Вера Игнатьевна на своей улице, может, самая искушенная во всех житейских делах. Всегда поможет уладить и взаимоотношения взрослых с детьми, мужей с женами. Идут к ней женщины за советом, как лучше платье пошить, как лекарственные травы заваривать, как шампиньоны, наконец, мариновать, которых, случается, на лугу бывает видимо-невидимо.
Никого не обделит вниманием Вера Игнатьевна. Каждого, приветит, каждому подскажет только лучшее. И за это ей людское благодарение…
Теперь, если послушаться Андрея, многое в укладе жизни должно пойти по другому руслу. Еду – молоко, яйца, сало – они станут покупать в селе? И что подумают о них люди – те, которые приходят сегодня за помощью или советом? На все готовенькое, скажут, перешли жить Чевычеловы. Ни про сено для коровы теперь не думают, ни с наземом не возятся. В городе квартира. А сюда приехали, заплатили трешку-пятерку за те же сало, яйца, молоко – и живут в свое удовольствие. Чисто устроились! Ну и хитрецы! Как же это мы их не раскусили, уважая столько лет?!

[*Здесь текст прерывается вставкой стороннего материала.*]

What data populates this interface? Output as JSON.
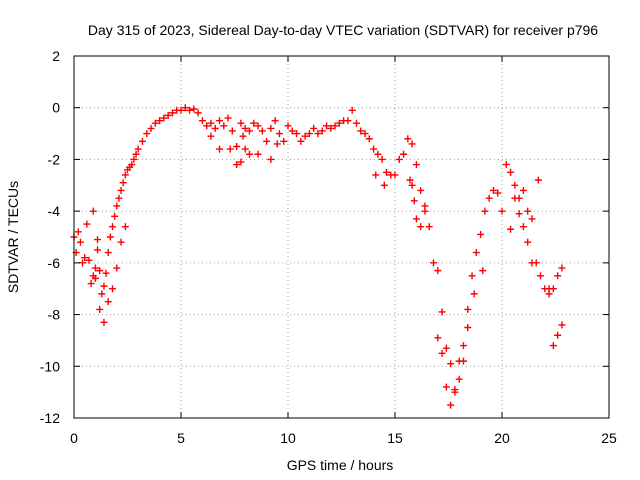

А может, махнуть рукой на все возможные разговоры? Почешут люди языки – и успокоятся. А авторитет? Из него шубу не сошьешь. Потихоньку и он вернется.
Но зато сколько Чевычеловы выигрывают! В городе будут жить рядом с сыном, рядом с Оленькой. Она прибаливает часто, и Катя вынуждена с ней подолгу сидеть на бюллетене. А теперь бабушка с дедушкой ее заменят. Да и вообще могут Оленьку забрать из детсада, где, по словам Кати, часто меняются воспитательницы, отчего уход за ребятами оставляет желать лучшего…
Уехал Андрей, и ему там в своей Пензе сейчас ни холодно, ни жарко. Живет – и в ус не дует. А Илья Трофимович с Верой Игнатьевной потеряли покой, хоть и пытаются утаить друг от друга признаки душевного неравновесия. Только ведь Вера Игнатьевна догадывается, даже точно знает, почему Илья Трофимович, ворочаясь в постели, долго не может уснуть (чего раньше не наблюдалось). Илью ж Трофимовича тоже не проведешь. «И она мучается», – с сожалением думает он в это время, слыша тяжелые вздохи жены. Ему известно, что вздыхает жена по той же причине, по какой навалилась на него бессонница.
Не спали, переживали, а сказать друг другу: «К черту все эти Андреевы планы!» – смелости не хватило. Ибо было в тех планах что-то заманчивое. Вроде блесны-приманки посверкивало оно, звало: не бойтесь, мол, будьте посмелее, а крючки – чуть пониже искрящейся заманчивой блесны – это совсем не больно и не опасно.